Sophie Pemberton, Bibi la Purée, 1900
Oil on canvas, 116.5 x 89 cm
Art Gallery of Greater Victoria

In this portrait, Bibi la Purée leans forward with an intense gaze, hands crossed, supported by the umbrella he holds. Highly realistic and purposely dark, his face is long with sunken cheeks, yet his eyes are animated and engaged. His receding forehead is illuminated as his body emerges from the shadow, a blue hat almost invisible on his lap, a spotlight on his gnarled hands sporting an incongruous gold ring.

 

Pemberton first encountered this notorious Parisian, who purportedly looked after the poet Paul Verlaine in 1896 as he lay dying, in the atelier of James McNeill Whistler (1834–1903) in late summer 1899. She even wrote an article about their relationship:

 

It was at his [Whistler’s] evening class that I first saw Bibi la Purée as model; a little old man, smiling and ecstatic, his bright eyes half hidden under a dingy and weather-beaten top hat: his clothes were green with age; his boots were the elastic-sided ones of the last century, and under his arm was a sheaf of old umbrellas… “a dandy even in his rags.

 

Sheet music cover for the song “Bibi La Purée,” with an inscription from Bibi to Sophie Pemberton, 1899, from Pemberton’s Glory Book, c.1904–40, private collection.
Florence Carlyle, La vieille Victorine, 1893, oil on canvas on hardboard, 72.4 x 59 cm, Woodstock Art Gallery.

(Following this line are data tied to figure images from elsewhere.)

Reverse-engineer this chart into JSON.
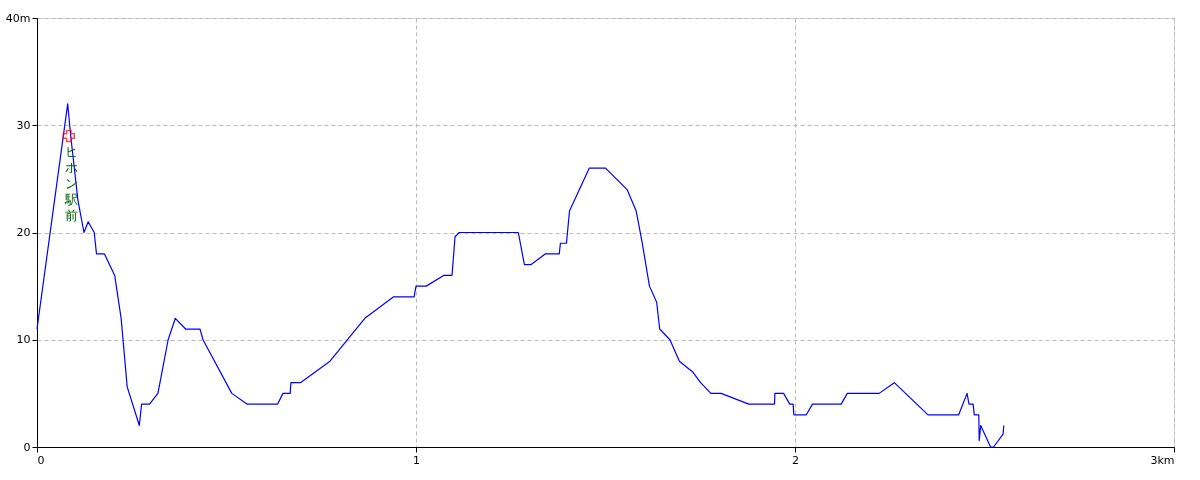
{
  "chart_data": {
    "type": "line",
    "x": [
      0,
      0.081,
      0.089,
      0.108,
      0.124,
      0.135,
      0.151,
      0.157,
      0.178,
      0.205,
      0.222,
      0.238,
      0.27,
      0.276,
      0.297,
      0.319,
      0.346,
      0.365,
      0.392,
      0.43,
      0.438,
      0.514,
      0.554,
      0.635,
      0.649,
      0.668,
      0.67,
      0.695,
      0.773,
      0.865,
      0.941,
      0.995,
      1.0,
      1.027,
      1.073,
      1.095,
      1.103,
      1.114,
      1.27,
      1.286,
      1.303,
      1.341,
      1.378,
      1.381,
      1.397,
      1.405,
      1.457,
      1.5,
      1.557,
      1.581,
      1.597,
      1.616,
      1.635,
      1.643,
      1.67,
      1.695,
      1.73,
      1.751,
      1.778,
      1.805,
      1.878,
      1.946,
      1.947,
      1.97,
      1.986,
      1.995,
      1.997,
      2.03,
      2.046,
      2.122,
      2.138,
      2.222,
      2.262,
      2.351,
      2.432,
      2.454,
      2.459,
      2.47,
      2.473,
      2.485,
      2.486,
      2.49,
      2.516,
      2.524,
      2.549,
      2.551
    ],
    "series": [
      {
        "color": "#0000ff",
        "values": [
          11,
          32,
          29,
          23,
          20,
          21,
          20,
          18,
          18,
          16,
          12,
          5.6,
          2,
          4,
          4,
          5,
          10,
          12,
          11,
          11,
          10,
          5,
          4,
          4,
          5,
          5,
          6,
          6,
          8,
          12,
          14,
          14,
          15,
          15,
          16,
          16,
          19.6,
          20,
          20,
          17,
          17,
          18,
          18,
          19,
          19,
          22,
          26,
          26,
          24,
          22,
          19,
          15,
          13.5,
          11,
          10,
          8,
          7,
          6,
          5,
          5,
          4,
          4,
          5,
          5,
          4,
          4,
          3,
          3,
          4,
          4,
          5,
          5,
          6,
          3,
          3,
          5,
          4,
          4,
          3,
          3,
          0.6,
          2,
          0,
          0,
          1.2,
          2
        ]
      }
    ],
    "xlim": [
      0,
      3
    ],
    "xticks": [
      0,
      1,
      2,
      {
        "value": 3,
        "label": "3km"
      }
    ],
    "ylim": [
      0,
      40
    ],
    "yticks": [
      0,
      10,
      20,
      30,
      {
        "value": 40,
        "label": "40m"
      }
    ],
    "grid": true,
    "marker": "none",
    "line_style": "solid",
    "annotations": [
      {
        "text": "ヒホン駅前",
        "x": 0.084,
        "y": 29
      }
    ]
  }
}
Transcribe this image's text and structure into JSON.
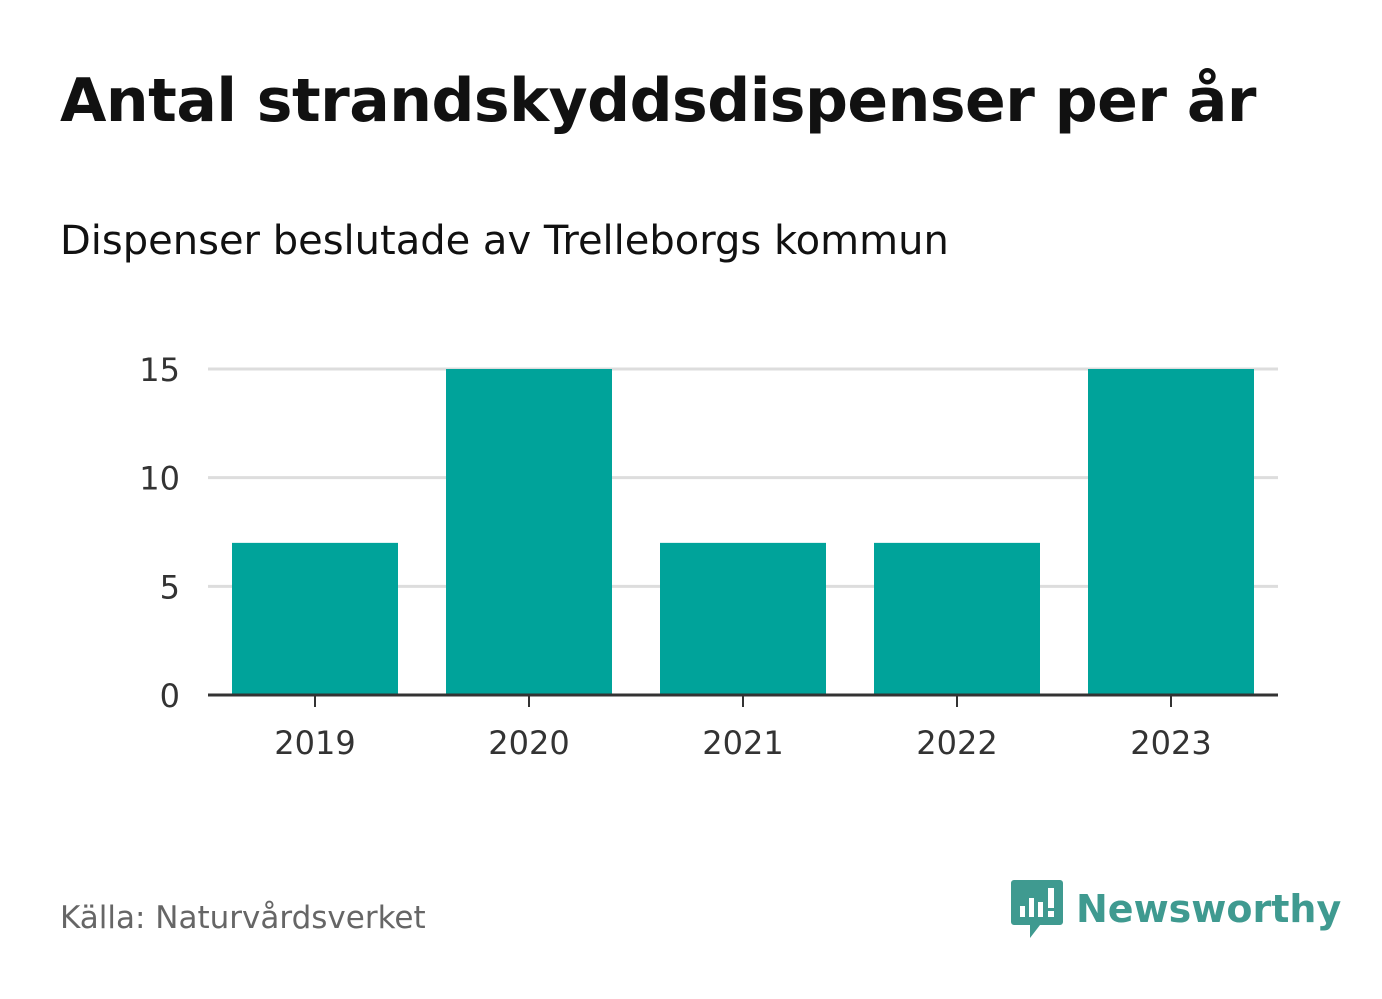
{
  "header": {
    "title": "Antal strandskyddsdispenser per år",
    "subtitle": "Dispenser beslutade av Trelleborgs kommun"
  },
  "footer": {
    "source": "Källa: Naturvårdsverket",
    "brand": "Newsworthy"
  },
  "colors": {
    "bar": "#00a39a",
    "grid": "#dddddd",
    "axis": "#333333",
    "brand": "#3f9a90"
  },
  "chart_data": {
    "type": "bar",
    "title": "Antal strandskyddsdispenser per år",
    "subtitle": "Dispenser beslutade av Trelleborgs kommun",
    "categories": [
      "2019",
      "2020",
      "2021",
      "2022",
      "2023"
    ],
    "values": [
      7,
      15,
      7,
      7,
      15
    ],
    "yticks": [
      0,
      5,
      10,
      15
    ],
    "ylim": [
      0,
      15
    ],
    "xlabel": "",
    "ylabel": "",
    "grid": true,
    "legend": "none"
  }
}
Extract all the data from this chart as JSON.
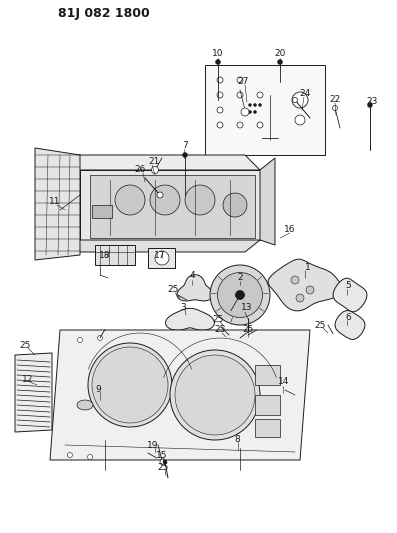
{
  "title": "81J 082 1800",
  "bg_color": "#ffffff",
  "lc": "#1a1a1a",
  "title_fontsize": 9,
  "label_fontsize": 6.5,
  "figsize": [
    3.97,
    5.33
  ],
  "dpi": 100
}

Conceived in the autumn of 1899, nourished by several modelling sessions in which she experimented with variations, and interrupted by her own ill health, Pemberton began to paint the canvas early in 1900. When she finished the portrait, she submitted it to the Paris Salon. “It was hung on the line,” she reported, “and was often surrounded by the students, who knew Bibi. I never saw him again. He died soon afterwards—alone and in misery. But his memory will long live in the Latin Quartier and let us hope that an angel has pressed down the scale for his gentle and unknown deeds.

 

When Pemberton submitted the portrait to the Royal Academy of Arts in 1904, it was exhibited as Verlaine’s Friend. One writer singled it out for its polished style: “Miss Pemberton has evidently studied in the French realistic school, to which she certainly does credit.  “‘Verlaine’s Friend’ is quietly impressive,  wrote the Illustrated London News; “few portraits in the Exhibition show a stronger individuality…. [it] presents a noble face charged with melancholy thought, excellently painted.

 

Pemberton kept the painting herself and brought it with her to Victoria in 1949, but it was not exhibited again until 1967. In 2019 extensive conservation work to both the painting and the frame rejuvenated the portrait of Bibi for future generations to appreciate.

 

Da Vinci’s quote, “A good painter has two chief objects to paint; man and the intention of his soul,  inspired and challenged Pemberton over the years. Perhaps she saw in Bibi la Purée the potential to capture a poignant moment and to celebrate strength of character. Florence Carlyle (1864–1923) had accomplished that goal in La vieille Victorine, 1893, exhibited the following year at the Paris Salon where Pemberton could have seen it. It was also at the Art Association of Montreal in 1895, the same year Pemberton exhibited there. There are obvious similarities in composition between these two paintings.